I recognize that having a surplus is essential for the state to prepare for future economic emergencies. By no means do I think we should spend down the excess projected revenues that have been forecasted. That being said, $200 million is a large enough excess that we could use a small portion of that money to fund some critical projects and needs in the State of Indiana.

For instance, with the large road funding bill the General Assembly has worked on this year there is a great opportunity for job creation and occupational training to get Hoosiers to work. Transportation and infrastructure jobs are well paying. This should funnel more money to local units of government and ensure that Hoosiers are hired for these jobs.
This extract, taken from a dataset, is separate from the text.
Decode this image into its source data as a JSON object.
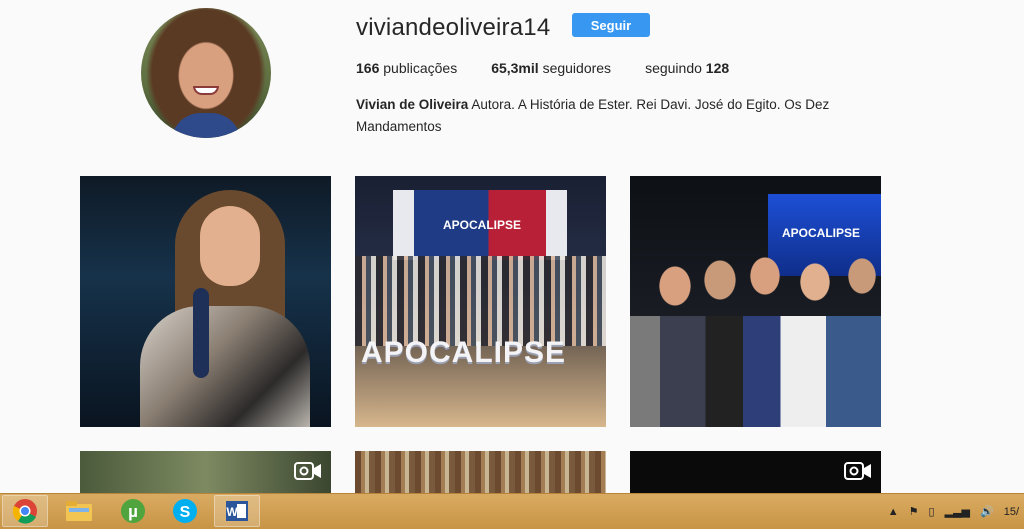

Secondly, we need to invest in our schools and children where several areas have experienced major cuts in funding due to property tax caps. These areas include the Gary Community School Corporation which saw a levy reduction of 42.6 percent in 2016 due to property tax caps. The Muncie Community School Corporation lost 42 percent, the Cannelton City School Corporation lost 38.1 percent and the Beech Grove City School Corporation lost 33.1 percent. I suggest that we provide property tax replacement grants totaling less than $19 million, out of the $200 million in excess revenues, for these school corporations so they can focus on educating our children.

Finally, prekindergarten education has not been thoroughly invested in Indiana. The legislature wants to increase pre-K from the five pilot counties to all 92 counties in Indiana with an investment of only $16 million. That is not enough. An additional $200 million means we have room to invest in our children, in our future. An investment that will provide huge dividends for our children and communities.